On Monday night, the @MyHealthRecord Twitter account tweeted a series of FAQs, including one on law enforcement access: “@AuDigitalHealth will only consider a request from a law enforcement agency to access a My Health Record where there is a requirement by law, such as a court order or other enforceable legal instrument.”

This would seem to be at odds with the much broader access powers granted in section 70 of the My Health Records Act 2012.

The Act authorises ADHA to use or disclose health information if it “reasonably believes” it is “reasonably necessary” for any one of various things done by, or on behalf of, an “enforcement body”. They include:

(a) the prevention, detection, investigation, prosecution, or punishment of criminal offences, breaches of a law imposing a penalty or sanction or breaches of a prescribed law;

(b) the enforcement of laws relating to the confiscation of the proceeds of crime;

(c) the protection of the public revenue;

(d) the prevention, detection, investigation, or remedying of seriously improper conduct or prescribed conduct

The law also allows ADHA to disclose medical records in relation to “the preparation for, or conduct of, proceedings before any court or tribunal, or implementation of the orders of a court or tribunal”, but under stricter conditions.

The “enforcement bodies” with access are defined in section 6 of the Privacy Act 1988. This list is much broader than those defined as “enforcement agencies” for warrantless access to retained telco metadata under the Telecommunications (Interception and Access) Act 1979.

As well as all the usual police and anti-corruption agencies, they include the Immigration Department (now absorbed into the Department of Home Affairs), or any government minister or department “to the extent that it is responsible for administering, or performing a function under, a law that imposes a penalty or sanction or a prescribed law”, or “to the extent that it is responsible for administering a law relating to the protection of the public revenue”.

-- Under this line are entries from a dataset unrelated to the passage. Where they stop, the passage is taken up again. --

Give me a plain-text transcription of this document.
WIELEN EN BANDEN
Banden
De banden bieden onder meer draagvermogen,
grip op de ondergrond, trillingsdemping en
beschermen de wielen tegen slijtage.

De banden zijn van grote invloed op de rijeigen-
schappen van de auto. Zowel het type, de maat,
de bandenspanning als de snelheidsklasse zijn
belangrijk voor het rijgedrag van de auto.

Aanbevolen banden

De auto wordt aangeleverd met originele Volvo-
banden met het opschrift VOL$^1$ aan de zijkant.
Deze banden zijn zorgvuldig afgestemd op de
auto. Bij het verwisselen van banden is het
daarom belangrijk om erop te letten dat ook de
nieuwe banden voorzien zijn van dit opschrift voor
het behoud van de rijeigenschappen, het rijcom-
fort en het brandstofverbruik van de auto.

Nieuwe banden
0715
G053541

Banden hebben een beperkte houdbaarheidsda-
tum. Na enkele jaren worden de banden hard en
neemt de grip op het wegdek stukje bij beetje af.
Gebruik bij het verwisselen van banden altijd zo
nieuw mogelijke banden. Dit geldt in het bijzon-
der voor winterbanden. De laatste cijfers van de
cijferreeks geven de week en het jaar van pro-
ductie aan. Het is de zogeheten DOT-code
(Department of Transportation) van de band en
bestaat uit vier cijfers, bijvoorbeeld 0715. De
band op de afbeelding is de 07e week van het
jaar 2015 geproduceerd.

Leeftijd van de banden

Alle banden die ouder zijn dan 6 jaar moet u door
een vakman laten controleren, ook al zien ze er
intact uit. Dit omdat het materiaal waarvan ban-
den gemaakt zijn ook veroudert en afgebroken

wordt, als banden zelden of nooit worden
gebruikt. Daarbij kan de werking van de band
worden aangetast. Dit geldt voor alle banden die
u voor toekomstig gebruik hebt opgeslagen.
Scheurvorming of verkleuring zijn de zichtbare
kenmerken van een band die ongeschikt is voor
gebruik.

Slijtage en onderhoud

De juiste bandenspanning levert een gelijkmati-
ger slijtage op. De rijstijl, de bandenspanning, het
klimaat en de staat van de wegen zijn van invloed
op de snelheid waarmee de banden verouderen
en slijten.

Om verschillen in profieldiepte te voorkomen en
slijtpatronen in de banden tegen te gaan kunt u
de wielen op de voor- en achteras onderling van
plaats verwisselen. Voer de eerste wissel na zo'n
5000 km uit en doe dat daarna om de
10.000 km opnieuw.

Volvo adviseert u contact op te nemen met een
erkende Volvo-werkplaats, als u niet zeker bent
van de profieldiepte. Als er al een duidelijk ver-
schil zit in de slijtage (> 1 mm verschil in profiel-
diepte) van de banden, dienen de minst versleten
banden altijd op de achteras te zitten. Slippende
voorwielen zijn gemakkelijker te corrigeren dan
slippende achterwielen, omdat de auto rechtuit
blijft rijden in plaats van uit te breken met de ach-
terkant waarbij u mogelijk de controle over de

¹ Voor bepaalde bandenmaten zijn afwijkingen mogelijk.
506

The definitions of agency and State or Territory authority are such that they could encompass almost any government body, from senior ministers and their departments, down through state-level organisations, to local governments.

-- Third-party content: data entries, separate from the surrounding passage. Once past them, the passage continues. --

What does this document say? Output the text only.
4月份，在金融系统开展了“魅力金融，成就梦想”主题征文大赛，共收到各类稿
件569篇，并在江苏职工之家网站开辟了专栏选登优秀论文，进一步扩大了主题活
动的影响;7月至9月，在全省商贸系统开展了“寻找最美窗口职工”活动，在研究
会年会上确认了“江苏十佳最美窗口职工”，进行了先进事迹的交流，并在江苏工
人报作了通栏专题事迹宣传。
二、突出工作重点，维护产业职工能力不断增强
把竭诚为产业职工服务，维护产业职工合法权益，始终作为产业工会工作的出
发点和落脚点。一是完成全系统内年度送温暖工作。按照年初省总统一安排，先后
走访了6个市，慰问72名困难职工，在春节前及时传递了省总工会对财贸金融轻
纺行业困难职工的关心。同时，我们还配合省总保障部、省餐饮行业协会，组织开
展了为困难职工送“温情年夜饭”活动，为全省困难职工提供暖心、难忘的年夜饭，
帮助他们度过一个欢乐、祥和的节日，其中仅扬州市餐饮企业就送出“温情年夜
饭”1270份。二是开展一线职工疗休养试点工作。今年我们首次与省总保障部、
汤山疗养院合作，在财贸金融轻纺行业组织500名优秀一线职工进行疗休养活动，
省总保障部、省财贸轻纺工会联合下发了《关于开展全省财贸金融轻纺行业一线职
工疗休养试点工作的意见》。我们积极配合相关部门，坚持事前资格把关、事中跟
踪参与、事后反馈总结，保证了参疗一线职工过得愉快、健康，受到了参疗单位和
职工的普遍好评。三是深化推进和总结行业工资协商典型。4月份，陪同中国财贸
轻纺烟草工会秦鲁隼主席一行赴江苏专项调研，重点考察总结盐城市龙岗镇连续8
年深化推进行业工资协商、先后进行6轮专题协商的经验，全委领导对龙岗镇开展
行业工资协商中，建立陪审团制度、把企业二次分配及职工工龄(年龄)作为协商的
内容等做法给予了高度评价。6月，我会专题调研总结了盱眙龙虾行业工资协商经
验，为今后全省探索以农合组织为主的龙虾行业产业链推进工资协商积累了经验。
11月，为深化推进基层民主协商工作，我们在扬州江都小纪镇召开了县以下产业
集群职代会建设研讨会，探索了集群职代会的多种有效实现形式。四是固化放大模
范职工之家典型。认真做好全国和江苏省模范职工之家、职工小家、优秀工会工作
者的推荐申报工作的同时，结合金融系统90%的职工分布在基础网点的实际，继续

It isn’t clear whether the ADHA tweet is confirming a policy of doing less than the agency is allowed to under section 70. In any event, such a policy could be changed at any time, according to Anna Johnston, director of consultancy Salinger Privacy.

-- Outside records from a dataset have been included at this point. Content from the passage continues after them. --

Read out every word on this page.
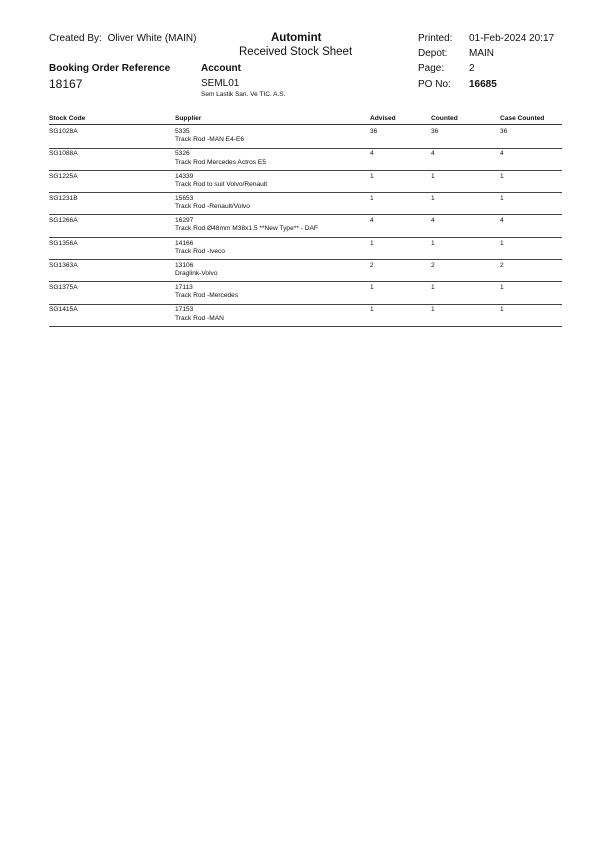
Created By: Oliver White (MAIN)	Automint
Received Stock Sheet
Printed: 01-Feb-2024 20:17
Depot: MAIN
Page: 2
PO No: 16685
Booking Order Reference
18167
Account
SEML01
Sem Lastik San. Ve TIC. A.S.
Stock Code	Supplier	Advised	Counted	Case Counted
SG1028A	5335
Track Rod -MAN E4-E6
36	36	36
SG1088A	5326
Track Rod Mercedes Actros E5
4	4	4
SG1225A	14339
Track Rod to suit Volvo/Renault
1	1	1
SG1231B	15653
Track Rod -Renault/Volvo
1	1	1
SG1266A	16297
Track Rod Ø48mm M38x1.5 **New Type** - DAF
4	4	4
SG1356A	14166
Track Rod -Iveco
1	1	1
SG1363A	13106
Draglink-Volvo
2	2	2
SG1375A	17113
Track Rod -Mercedes
1	1	1
SG1415A	17153
Track Rod -MAN
1	1	1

“While any policy by ADHA to limit the exercise of its powers under the legislation is welcome, the fact remains that the legislation governing the My Health Record does give the operator of the system very wide discretion to release health information about individuals to a wide range of enforcement bodies, which is not just law enforcement agencies like police but also includes the Immigration Department for example,” Johnston told ZDNet.

“The law allows disclosure not only in response to a court order or warrant, but also under a ‘reasonable belief’ test relating to matters beyond just criminal law offences.”

According to Darren O’Donovan, senior lecturer in administrative law at La Trobe University, a “‘reasonable belief’ of ‘reasonable necessity’ is [a] pretty forgiving standard”.

Some medical professionals are concerned about the possibility of such easy access to patients’ medical records.

“Uploading a shared summary which is legislatively allowed to be used for the investigation of recovery of public monies without the knowledge or consent of doctors is incompatible with our ethical requirement to maintain confidentiality,” tweeted Dr Trent Yarwood, an infectious diseases physician representing Future Wise on ehealth and privacy matters.

My Health Record has been years in the making, but Australians are now in a curious position. We know exactly which agencies can access our metadata and phone history, and under what circumstances. But when it comes to our health records, arguably our most personal data of all, all we know is that employees of government agencies — from federal departments all the way down to your local council secretary — could potentially rummage through our digital medical records on the basis of an unpaid fine.

The ADHA says it’ll refuse access without a court order or warrant, but the law says they can change that policy any time they like.

These basic issues should have been locked down before the system went live. Why they weren’t uncovered during the lengthy trial involving a million people is, for this writer, a deep mystery.

It’s almost as if the government prefers crisis communications to competent project governance.

ZDNet has sought clarification on these and other issues from ADHA and the Department of Health.